🤖 AI Summary
This work addresses the challenge of diagnosing generalization failures in fine-tuned large language models (LLMs) for high-stakes tasks such as phishing detection. We propose a multi-layer diagnostic framework that integrates SHAP value analysis with mechanistic interpretability techniques to conduct a cross-architecture investigation of generalization behavior across diverse datasets, focusing on prominent models including Llama 3.1, Gemma 2, and Mistral. Our study uncovers a synergistic interaction between model architecture and data diversity, identifies architecture-dependent failure modes, and establishes a reproducible diagnostic paradigm. Experimental results demonstrate that Gemma 2 9B achieves an F1 score above 91% under data diversity, while Llama 3.1 8B exhibits significant performance degradation due to insufficient fusion capabilities; in contrast, Mistral displays robust generalization across varying training paradigms.
📝 Abstract
The practice of fine-tuning Large Language Models (LLMs) has achieved state-of-the-art performance on specialized tasks, yet diagnosing why these models become brittle and fail to generalize remains a critical open problem. To address this, we introduce and apply a multi-layered diagnostic framework to a cross-architectural study.
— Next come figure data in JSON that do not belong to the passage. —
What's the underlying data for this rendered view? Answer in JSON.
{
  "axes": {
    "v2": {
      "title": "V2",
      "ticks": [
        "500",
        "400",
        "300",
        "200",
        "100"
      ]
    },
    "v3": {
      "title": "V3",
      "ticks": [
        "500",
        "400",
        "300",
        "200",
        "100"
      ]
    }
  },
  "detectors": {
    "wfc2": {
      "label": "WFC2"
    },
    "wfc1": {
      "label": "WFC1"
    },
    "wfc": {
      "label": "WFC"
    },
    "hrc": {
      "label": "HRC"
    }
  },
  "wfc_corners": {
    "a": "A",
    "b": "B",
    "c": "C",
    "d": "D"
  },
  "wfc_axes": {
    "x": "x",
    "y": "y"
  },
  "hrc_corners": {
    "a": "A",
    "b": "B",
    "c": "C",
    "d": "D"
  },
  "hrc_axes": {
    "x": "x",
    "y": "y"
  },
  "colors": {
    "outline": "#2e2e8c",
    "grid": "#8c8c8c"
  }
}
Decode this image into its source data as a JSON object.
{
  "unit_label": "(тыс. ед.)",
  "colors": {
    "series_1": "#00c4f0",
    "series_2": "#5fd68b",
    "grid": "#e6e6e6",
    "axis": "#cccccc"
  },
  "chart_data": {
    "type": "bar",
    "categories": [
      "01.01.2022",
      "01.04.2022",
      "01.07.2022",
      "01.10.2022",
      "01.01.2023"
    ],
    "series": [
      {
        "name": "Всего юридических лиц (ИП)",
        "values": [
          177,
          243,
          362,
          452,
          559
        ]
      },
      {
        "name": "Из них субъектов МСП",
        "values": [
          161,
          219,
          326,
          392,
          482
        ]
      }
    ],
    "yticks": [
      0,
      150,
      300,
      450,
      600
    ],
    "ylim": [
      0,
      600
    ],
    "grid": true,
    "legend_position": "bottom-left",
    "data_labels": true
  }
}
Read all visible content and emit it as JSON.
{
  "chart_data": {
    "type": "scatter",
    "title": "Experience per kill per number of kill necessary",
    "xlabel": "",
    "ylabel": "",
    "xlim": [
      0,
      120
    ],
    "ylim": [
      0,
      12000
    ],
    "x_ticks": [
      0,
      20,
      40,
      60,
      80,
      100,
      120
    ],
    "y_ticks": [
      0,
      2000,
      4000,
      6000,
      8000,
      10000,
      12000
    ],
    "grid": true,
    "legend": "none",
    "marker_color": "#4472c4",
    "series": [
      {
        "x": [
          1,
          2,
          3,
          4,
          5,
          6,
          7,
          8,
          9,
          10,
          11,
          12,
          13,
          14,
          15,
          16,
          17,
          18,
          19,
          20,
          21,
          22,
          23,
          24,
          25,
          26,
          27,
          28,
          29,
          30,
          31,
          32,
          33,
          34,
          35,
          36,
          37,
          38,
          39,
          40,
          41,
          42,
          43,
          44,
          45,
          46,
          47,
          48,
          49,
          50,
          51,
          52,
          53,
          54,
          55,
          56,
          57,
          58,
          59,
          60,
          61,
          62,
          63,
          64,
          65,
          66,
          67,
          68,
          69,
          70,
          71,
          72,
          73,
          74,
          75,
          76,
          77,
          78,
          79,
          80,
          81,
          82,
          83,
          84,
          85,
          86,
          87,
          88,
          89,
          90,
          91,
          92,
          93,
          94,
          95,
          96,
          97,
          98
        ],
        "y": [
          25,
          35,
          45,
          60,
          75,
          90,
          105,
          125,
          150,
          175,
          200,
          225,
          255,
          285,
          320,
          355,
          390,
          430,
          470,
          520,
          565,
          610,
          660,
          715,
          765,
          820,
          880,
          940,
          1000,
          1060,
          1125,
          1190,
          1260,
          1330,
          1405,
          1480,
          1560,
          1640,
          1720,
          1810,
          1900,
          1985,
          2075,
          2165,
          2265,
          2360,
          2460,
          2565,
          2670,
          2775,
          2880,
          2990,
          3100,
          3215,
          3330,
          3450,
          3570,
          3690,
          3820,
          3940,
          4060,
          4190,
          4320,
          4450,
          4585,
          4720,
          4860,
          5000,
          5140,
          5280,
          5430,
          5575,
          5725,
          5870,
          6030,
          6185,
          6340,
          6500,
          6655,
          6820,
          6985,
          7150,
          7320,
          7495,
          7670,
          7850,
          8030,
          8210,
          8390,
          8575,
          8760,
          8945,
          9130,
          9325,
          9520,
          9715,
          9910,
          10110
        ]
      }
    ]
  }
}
We fine-tune Llama 3.1 8B, Gemma 2 9B, and Mistral models on a high-stakes phishing detection task and use SHAP analysis and mechanistic interpretability to uncover the root causes of their generalization failures. Our investigation reveals three critical findings: (1) Generalization is driven by a powerful synergy between architecture and data diversity. The Gemma 2 9B model achieves state-of-the-art performance (>91\% F1), but only when trained on a stylistically diverse ``generalist''dataset. (2) Generalization is highly architecture-dependent. We diagnose a specific failure mode in Llama 3.1 8B, which performs well on a narrow domain but cannot integrate diverse data, leading to a significant performance drop. (3) Some architectures are inherently more generalizable. The Mistral model proves to be a consistent and resilient performer across multiple training paradigms. By pinpointing the flawed heuristics responsible for these failures, our work provides a concrete methodology for diagnosing and understanding generalization failures, underscoring that reliable AI requires deep validation of the interplay between architecture, data, and training strategy.